Il 9 dicembre scorso, a Calenzano, sempre nei pressi di Firenze, un’esplosione in un deposito Eni miete cinque vittime. Vorrei leggere alcune delle parole pubblicate dal Collettivo GKN a seguito di questo drammatico evento:
“A maggior ragione, con maggiore forza.
Riprendersi la vita in questa piana, prima che ci prenda la morte.
Parlateci ora di decreti sicurezza, mentre ci attanaglia l’insicurezza globale […]. Quanto sarà tossica la nube che ne è sprigionata, lo scopriremo tardi. Quanta vita ci sta togliendo l’aria che respiriamo ora, il cibo che mangeremo poi, lo scopriremo tardi o forse mai.

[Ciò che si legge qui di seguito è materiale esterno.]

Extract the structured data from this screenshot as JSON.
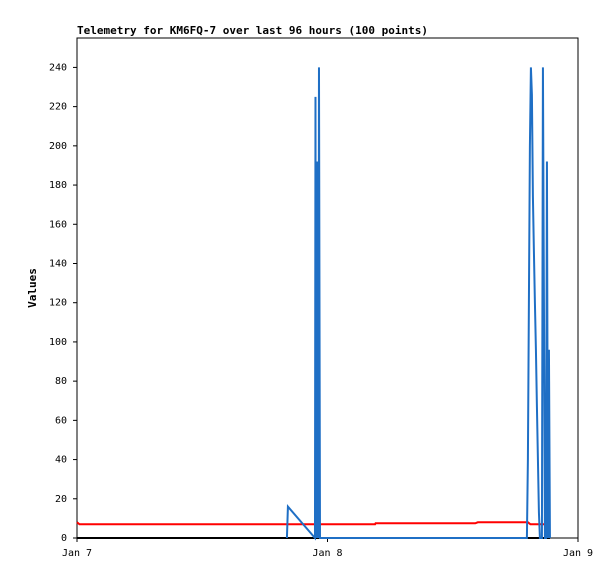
{
  "chart_data": {
    "type": "line",
    "title": "Telemetry for KM6FQ-7 over last 96 hours (100 points)",
    "y_label": "Values",
    "xlim": [
      0,
      2
    ],
    "xticks": [
      {
        "value": 0,
        "label": "Jan 7"
      },
      {
        "value": 1,
        "label": "Jan 8"
      },
      {
        "value": 2,
        "label": "Jan 9"
      }
    ],
    "ylim": [
      0,
      255
    ],
    "yticks": [
      0,
      20,
      40,
      60,
      80,
      100,
      120,
      140,
      160,
      180,
      200,
      220,
      240
    ],
    "grid": false,
    "series": [
      {
        "color": "#000000",
        "x": [
          0,
          1.888
        ],
        "values": [
          0,
          0
        ]
      },
      {
        "color": "#ff0000",
        "x": [
          0,
          0.01,
          1.19,
          1.192,
          1.59,
          1.6,
          1.8,
          1.81,
          1.888
        ],
        "values": [
          8,
          7,
          7,
          7.5,
          7.5,
          8,
          8,
          7,
          7
        ]
      },
      {
        "color": "#1f6fc5",
        "x": [
          0.838,
          0.842,
          0.95,
          0.952,
          0.954,
          0.958,
          0.96,
          0.962,
          0.964,
          0.966,
          0.97,
          1.796,
          1.8,
          1.804,
          1.808,
          1.812,
          1.816,
          1.82,
          1.824,
          1.828,
          1.832,
          1.836,
          1.84,
          1.844,
          1.848,
          1.856,
          1.86,
          1.868,
          1.872,
          1.876,
          1.88,
          1.884,
          1.888
        ],
        "values": [
          0,
          16,
          0,
          225,
          0,
          192,
          0,
          96,
          0,
          240,
          0,
          0,
          40,
          120,
          200,
          240,
          226,
          174,
          146,
          120,
          96,
          67,
          40,
          13,
          0,
          0,
          240,
          0,
          0,
          192,
          0,
          96,
          0
        ]
      }
    ]
  }
}
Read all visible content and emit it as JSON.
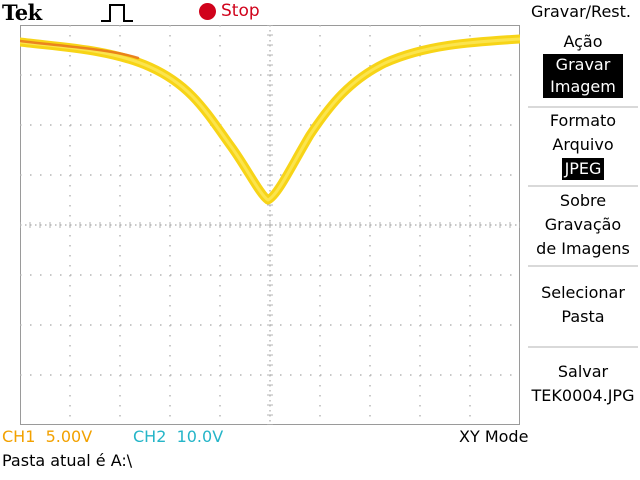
{
  "status_bar": {
    "brand": "Tek",
    "trigger_icon": "rising-pulse-icon",
    "run_state": "Stop",
    "run_state_color": "#d0021b"
  },
  "menu": {
    "title": "Gravar/Rest.",
    "action_label_line1": "Ação",
    "action_value_line1": "Gravar",
    "action_value_line2": "Imagem",
    "format_label_line1": "Formato",
    "format_label_line2": "Arquivo",
    "format_value": "JPEG",
    "about_line1": "Sobre",
    "about_line2": "Gravação",
    "about_line3": "de Imagens",
    "select_line1": "Selecionar",
    "select_line2": "Pasta",
    "save_line1": "Salvar",
    "save_line2": "TEK0004.JPG"
  },
  "readouts": {
    "ch1_label": "CH1",
    "ch1_scale": "5.00V",
    "ch2_label": "CH2",
    "ch2_scale": "10.0V",
    "mode": "XY Mode",
    "ch1_color": "#f2a100",
    "ch2_color": "#25b5c8"
  },
  "footer": {
    "current_folder": "Pasta atual é A:\\"
  },
  "trace": {
    "color": "#f7d417",
    "accent_color": "#e8731a"
  }
}
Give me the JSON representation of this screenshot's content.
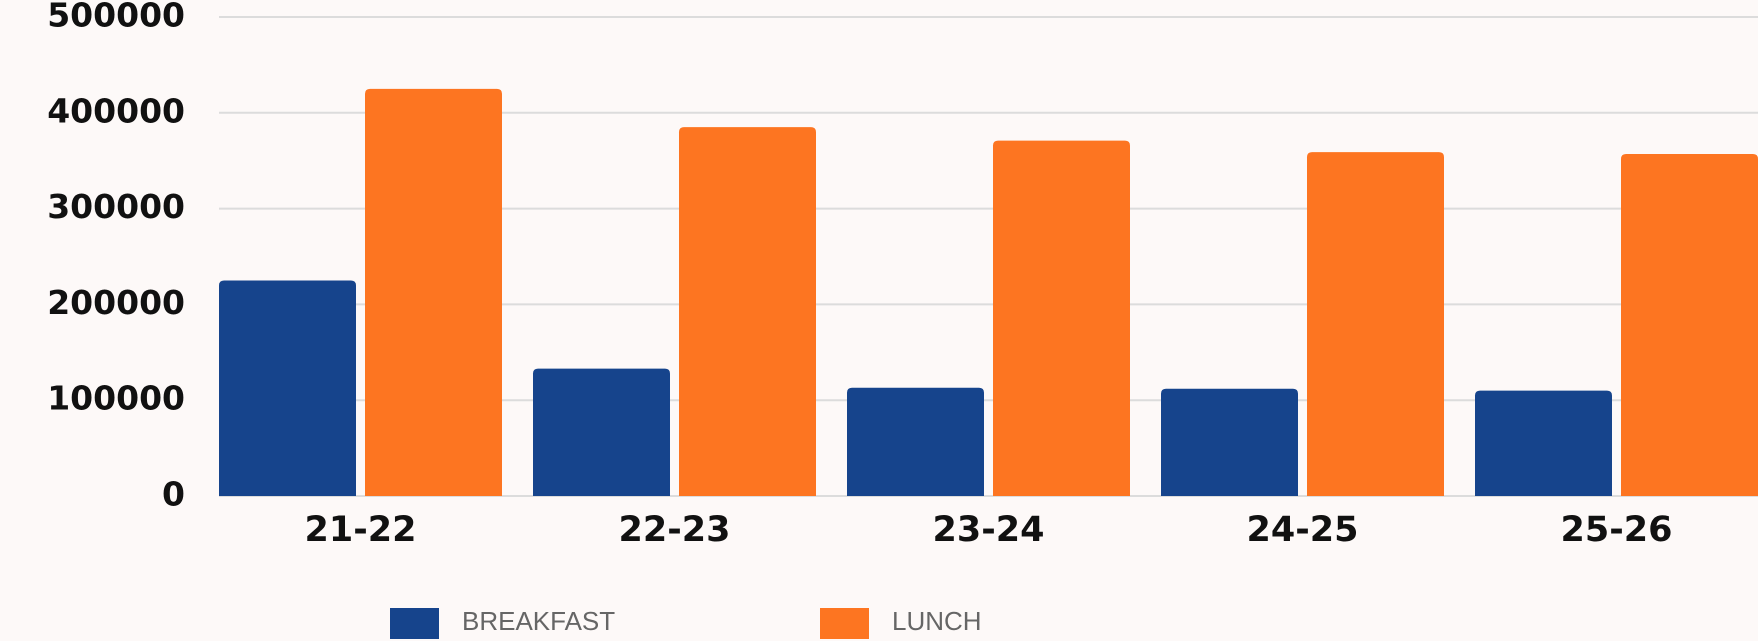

No, non abbiamo bisogno della tragedia per dire che avevamo ragione, per ribadire quanto è tossica l’economia fossile. Basta dare un’occhiata agli articoli che si trovano velocemente online per rendersi conto che tutto era scritto: “Deposito petrolifero ad alto rischio nel cuore della Toscana”.
Noi non vogliamo nuove cicatrici per avere la ragione. Vogliamo avere la forza di riprenderci la vita […]. Noi qua schiumiamo rabbia.
Noi qua, lasciati a marcire tra alluvioni ed esplosioni, senza stipendio da 12 mesi, rimbalzati lentamente da un tavolo all’altro, noi sentiamo il dovere di andare avanti.
A maggior ragione e con maggiore forza.
Che venga il consorzio pubblico, la fabbrica socialmente integrata e qua, a pochi metri da tutto questo, che nasca un polo delle energie rinnovabili della mobilità sostenibile.”
Nell’interregno di Gramsci, di cui abbiamo parlato prima, ci stanno anche molti lavoratori e lavoratrici che, in tutta Italia, nell’estate del 2023, a causa delle temperature estreme, oltre i 40°C, si sono ritrovati a subire un tale stress fisico e psicologico da arrivare, in molti casi, a riconsiderare le proprie condizioni di lavoro e di classe, animando quello che può essere definito come una nuova forma di resistenza, o di “ambientalismo operaio”. Un caso emblematico si è verificato nello stabilimento Electrolux di Susegana, a Treviso. Qui, nelle giornate del 23, 24 e 25 agosto, gli operai hanno smesso di lavorare senza autorizzazione, durante le ore più calde. Alla rivendicazione di benessere fisico, prettamente corporeo, si è unita la protesta politica contro la decisione della direzione di non concedere la cassa integrazione, prevista in circostanze di sostanziale impossibilità a lavorare a causa delle temperature estreme. Augustin Breda, delegato RSU FIOM a Susegana, riferendosi a quelle giornate, disse: “Le persone – [come le macchine] – vengono prese in considerazione solo se smettono di funzionare”.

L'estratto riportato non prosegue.